The question of the two council members at the press conference was straightforward — would they dare to vote against Ward if he won’t discontinue the practice?
“I won’t make any promises that I will confirm or not confirm,” Reddick said today.
Montelione was similarly evasive on the issue. “The jury’s still out on that” was as far as she would say. When asked about how the possibility of voting against Ward’s confirmation would probably make Mayor Bob Buckhorn most unhappy, Montelione laughed, saying, “Not happy is an understatement.”
Joyce Hamilton Henry from the ACLU says she and the other members of the coalition want the opportunity to sit down with Buckhorn and Chief Ward to discuss the bike citation policy. “We’re calling for a quick investigation by the Department of Justice, and a suspension of the bicycle stops,” she said.
Bruce Haynes, 48, is the founder from the group Men in Power. He said police officers should offer lights to cyclists who are without them. “Why do they have to be handcuffed because they don’t have a light?” (The TPD says they have offered over 2,000 such lights over the past year.) He says the motive the police are using is probable cause to search people. “I know this for a fact,” said Hanes, who says he used to live in the College Hill area in East Tampa.
Meanwhile, Mayor Buckhorn is conceding little regarding the stops. In the first interview with the mayor since the Times report came out 13 days ago, Buckhorn told this reporter that he thought the story was a “one-sided portrayal of the problem.”
“The numbers are what they are,” he conceded about the fact that 80 percent of cyclists cited by the TPD over the past three years have been black. “But they didn’t give equal credence to the success that we have had. We don’t profile people, we target criminals. Pure and simple. That’s it. It’s a high-crime area. We’re going to deploy our resources. We’re going to change our tactics, to make a difference in those neighborhoods.”

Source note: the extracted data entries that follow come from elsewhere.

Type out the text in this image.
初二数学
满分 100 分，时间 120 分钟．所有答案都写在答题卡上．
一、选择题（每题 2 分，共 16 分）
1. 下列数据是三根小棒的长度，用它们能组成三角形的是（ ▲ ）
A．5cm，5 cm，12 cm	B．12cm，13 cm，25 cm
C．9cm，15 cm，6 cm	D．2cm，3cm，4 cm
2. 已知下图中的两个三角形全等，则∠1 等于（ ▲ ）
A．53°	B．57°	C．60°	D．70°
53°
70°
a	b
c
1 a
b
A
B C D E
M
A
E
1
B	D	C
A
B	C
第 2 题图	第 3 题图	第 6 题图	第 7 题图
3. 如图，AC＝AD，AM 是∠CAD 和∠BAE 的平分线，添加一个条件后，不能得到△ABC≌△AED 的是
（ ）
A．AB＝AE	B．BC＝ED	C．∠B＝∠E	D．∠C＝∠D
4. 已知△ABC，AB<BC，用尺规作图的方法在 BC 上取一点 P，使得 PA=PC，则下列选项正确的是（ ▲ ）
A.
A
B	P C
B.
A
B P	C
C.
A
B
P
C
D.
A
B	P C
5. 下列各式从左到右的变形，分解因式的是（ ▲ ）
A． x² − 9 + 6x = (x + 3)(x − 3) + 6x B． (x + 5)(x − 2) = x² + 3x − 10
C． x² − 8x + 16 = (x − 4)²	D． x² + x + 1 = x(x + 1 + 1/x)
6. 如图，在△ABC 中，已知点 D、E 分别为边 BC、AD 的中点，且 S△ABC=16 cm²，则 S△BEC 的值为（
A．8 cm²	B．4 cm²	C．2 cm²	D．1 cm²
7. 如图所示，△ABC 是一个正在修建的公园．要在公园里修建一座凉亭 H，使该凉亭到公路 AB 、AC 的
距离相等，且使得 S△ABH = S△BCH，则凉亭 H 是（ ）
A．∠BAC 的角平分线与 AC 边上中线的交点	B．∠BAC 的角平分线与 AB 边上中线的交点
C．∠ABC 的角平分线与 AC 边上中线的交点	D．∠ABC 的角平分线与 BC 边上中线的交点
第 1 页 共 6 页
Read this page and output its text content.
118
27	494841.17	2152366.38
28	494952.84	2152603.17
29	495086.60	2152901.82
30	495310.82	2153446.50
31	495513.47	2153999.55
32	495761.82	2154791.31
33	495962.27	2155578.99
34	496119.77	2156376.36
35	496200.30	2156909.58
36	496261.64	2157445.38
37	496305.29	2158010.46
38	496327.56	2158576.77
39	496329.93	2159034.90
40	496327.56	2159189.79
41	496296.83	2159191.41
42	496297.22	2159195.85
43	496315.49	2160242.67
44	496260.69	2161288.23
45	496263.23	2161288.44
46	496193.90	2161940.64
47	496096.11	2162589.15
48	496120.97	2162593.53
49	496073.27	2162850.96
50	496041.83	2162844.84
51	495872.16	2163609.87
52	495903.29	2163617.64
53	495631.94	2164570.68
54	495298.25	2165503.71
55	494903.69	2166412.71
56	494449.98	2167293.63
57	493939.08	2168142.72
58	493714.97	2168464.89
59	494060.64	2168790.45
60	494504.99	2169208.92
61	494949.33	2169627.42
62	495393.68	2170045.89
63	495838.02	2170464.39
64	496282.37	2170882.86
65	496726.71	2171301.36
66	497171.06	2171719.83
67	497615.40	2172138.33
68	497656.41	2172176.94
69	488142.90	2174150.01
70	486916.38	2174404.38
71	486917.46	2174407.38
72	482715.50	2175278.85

The mayor says the police go where the crime is.
“You don’t have the same problem in East Tampa that you do in Davis Islands. You just don’t, so it’s not a matter of us profiling folks because of their ethnicity. We’re going after neighborhoods where there are issues and people are committing the crimes, pure and simple.”
But Buckhorn says if the Justice Department concludes that changes need to be made, “We will make them, and I’m OK about that.”
Yvette Lewis is hoping that the mayor’s participation in a town-hall meeting on Wednesday night where he heard the anger directed at the bike citation policy might turn him around. “I would hope the mayor would say, ‘I understand, I get it, let’s just set this policy aside,'” she said. “It’s not about egos, it’s about the community.”
A week ago, the mayor rejected calls by the ACLU and others to stop the bike citation process. Unless rebuked by the DOJ, it’s not likely he’ll stop the program anytime soon.